A loop- mediated amplification (LAMP)-based detection method for Salmonella in animal feed
International Congress on Bacteriology & Infectious Diseases
November 20-22, 2013 DoubleTree by Hilton Baltimore-BWI Airport, MD, USA

Martin D'Agostino

Accepted Abstracts: J Bacteriol Parasitol


Loop-mediated amplification (LAMP) is an alternative nucleic acid amplification to the polymerase chain reaction (PCR). It uses 6 oligonucleotide primers to mediate amplification of target sequences, which confers high specificity on the assay. LAMP operates with great rapidity, and amplification products can be detected within a few minutes of the start of the reaction. Unlike PCR, LAMP operates isothermally, and thus does not require thermocycling equipment. LAMP instrumentation is highly portable, and thus has the potential to be used outside the analytical laboratory. In the analysis of feedstuff materials for the presence of pathogenic microorganisms, this could be an advantageous feature, potentially facilitating the screening of samples at-site to allow a rapid turnaround of materials. A LAMP-based method has been developed for the detection of Salmonella in animal feed stuffs. The method is based on the assay of Zhang et al. 2011 (Appl. Env. Microbiol. 77 6495-6501), modified to contain controls to identify correctly performed reactions. The assay is harnessed to a sample treatment comprising standard culturing procedures, to be fully compatible with current practice. The method should be useful for analysis of a wide range of feedstuff materials for the presence of Salmonella species.

Biography :

Martin D?Agostino has worked for the Food and Environment Research Agency (FERA) since 1994. His microbiological career began with Kennerty Farm Dairies in Aberdeen (now Robert Wisemans) as a laboratory assistant, until he joined what was the Torry Food Science Laboratory (Central Science Laboratory, MAFF) in 1994, now named the Food and Environment Research Agency as part of Defra.
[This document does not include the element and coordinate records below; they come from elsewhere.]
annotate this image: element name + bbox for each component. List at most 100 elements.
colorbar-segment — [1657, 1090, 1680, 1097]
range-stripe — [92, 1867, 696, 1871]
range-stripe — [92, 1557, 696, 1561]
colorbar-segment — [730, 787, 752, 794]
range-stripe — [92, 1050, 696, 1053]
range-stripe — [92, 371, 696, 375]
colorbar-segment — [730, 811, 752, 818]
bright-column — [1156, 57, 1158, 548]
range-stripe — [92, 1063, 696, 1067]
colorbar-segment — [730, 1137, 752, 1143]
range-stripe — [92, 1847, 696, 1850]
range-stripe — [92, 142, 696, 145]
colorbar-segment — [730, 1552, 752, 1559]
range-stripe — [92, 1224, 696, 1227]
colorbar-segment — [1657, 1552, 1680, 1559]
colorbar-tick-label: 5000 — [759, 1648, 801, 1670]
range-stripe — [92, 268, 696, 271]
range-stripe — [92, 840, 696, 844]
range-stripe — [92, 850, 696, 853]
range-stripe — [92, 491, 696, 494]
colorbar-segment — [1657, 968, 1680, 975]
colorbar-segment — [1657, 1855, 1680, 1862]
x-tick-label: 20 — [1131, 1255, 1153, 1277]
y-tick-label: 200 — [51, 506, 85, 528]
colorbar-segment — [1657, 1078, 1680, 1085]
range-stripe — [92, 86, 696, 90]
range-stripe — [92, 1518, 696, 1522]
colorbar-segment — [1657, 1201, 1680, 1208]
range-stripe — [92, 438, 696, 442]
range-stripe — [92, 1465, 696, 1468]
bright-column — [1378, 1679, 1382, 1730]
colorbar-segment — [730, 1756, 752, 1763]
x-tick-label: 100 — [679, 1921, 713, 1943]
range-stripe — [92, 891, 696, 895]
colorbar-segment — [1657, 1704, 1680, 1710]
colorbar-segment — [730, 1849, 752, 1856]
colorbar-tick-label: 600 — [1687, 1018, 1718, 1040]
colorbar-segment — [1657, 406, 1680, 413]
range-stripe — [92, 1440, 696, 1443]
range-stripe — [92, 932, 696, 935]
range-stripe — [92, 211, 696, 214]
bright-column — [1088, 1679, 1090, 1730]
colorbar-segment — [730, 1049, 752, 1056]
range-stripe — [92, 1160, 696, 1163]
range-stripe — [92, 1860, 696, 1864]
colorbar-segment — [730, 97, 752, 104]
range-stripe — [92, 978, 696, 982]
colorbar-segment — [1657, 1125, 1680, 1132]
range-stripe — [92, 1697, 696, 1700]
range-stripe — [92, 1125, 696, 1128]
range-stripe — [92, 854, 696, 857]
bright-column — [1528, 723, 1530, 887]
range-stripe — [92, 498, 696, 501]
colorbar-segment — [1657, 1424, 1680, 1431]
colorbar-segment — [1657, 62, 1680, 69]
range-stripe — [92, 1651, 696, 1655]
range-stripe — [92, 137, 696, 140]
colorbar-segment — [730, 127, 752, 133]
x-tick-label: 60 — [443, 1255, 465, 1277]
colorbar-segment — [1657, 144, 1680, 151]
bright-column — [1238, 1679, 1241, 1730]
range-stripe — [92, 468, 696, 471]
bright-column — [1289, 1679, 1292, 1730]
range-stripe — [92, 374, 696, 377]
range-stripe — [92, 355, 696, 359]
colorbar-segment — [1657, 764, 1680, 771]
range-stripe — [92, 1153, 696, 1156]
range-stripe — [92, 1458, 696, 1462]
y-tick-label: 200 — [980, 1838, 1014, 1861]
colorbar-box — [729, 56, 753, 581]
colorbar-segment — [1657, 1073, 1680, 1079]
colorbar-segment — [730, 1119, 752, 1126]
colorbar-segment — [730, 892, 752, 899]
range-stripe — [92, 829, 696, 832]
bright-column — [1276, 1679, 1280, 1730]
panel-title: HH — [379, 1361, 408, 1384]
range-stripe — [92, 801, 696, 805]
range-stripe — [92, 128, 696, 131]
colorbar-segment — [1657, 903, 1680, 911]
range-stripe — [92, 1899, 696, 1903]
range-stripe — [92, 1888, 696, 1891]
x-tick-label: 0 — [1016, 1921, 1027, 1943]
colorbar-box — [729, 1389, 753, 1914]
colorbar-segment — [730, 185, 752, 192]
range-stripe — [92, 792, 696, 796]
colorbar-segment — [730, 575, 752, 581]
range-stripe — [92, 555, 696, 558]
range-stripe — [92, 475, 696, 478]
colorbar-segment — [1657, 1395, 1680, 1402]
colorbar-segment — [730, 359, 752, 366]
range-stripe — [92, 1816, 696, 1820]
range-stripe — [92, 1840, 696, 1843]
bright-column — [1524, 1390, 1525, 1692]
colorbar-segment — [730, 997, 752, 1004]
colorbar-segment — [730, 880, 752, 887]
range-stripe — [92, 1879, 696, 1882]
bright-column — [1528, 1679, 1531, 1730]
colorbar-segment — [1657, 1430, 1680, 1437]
He has been involved in EU Framework 5, 6 and 7 projects dealing with such areas as Food PCR, Surveillance of Adenovirus and Norovirus in European Bathing waters and more recently the FP7 project entitled ?Integrated monitoring and Control of Foodborne Viruses in European Food Supply Chains?. This has resulted in the accumulation of many European and worldwide contacts from both Academia and Industry related to both food and environmental microbiology. He has eexperience of chairing and presenting scientific talks at international scientific meetings and has been author in at least 17 papers, several reviews and book chapters related to the detection and implementation of rapid methods for foodborne and environmental human pathogens. He is a member of the Standing Committee of Analysts (Environment Agency) and has been an active participant in the CEN/TC 275/ WG 6/TAG 3 ? ?PCR for the Detection of Food-borne Pathogens? standardisation body. He regularly presents and chairs at international conferences and working groups on EU projects and has published several papers on environmental virology and food microbiology. ?H? Index is currently 10.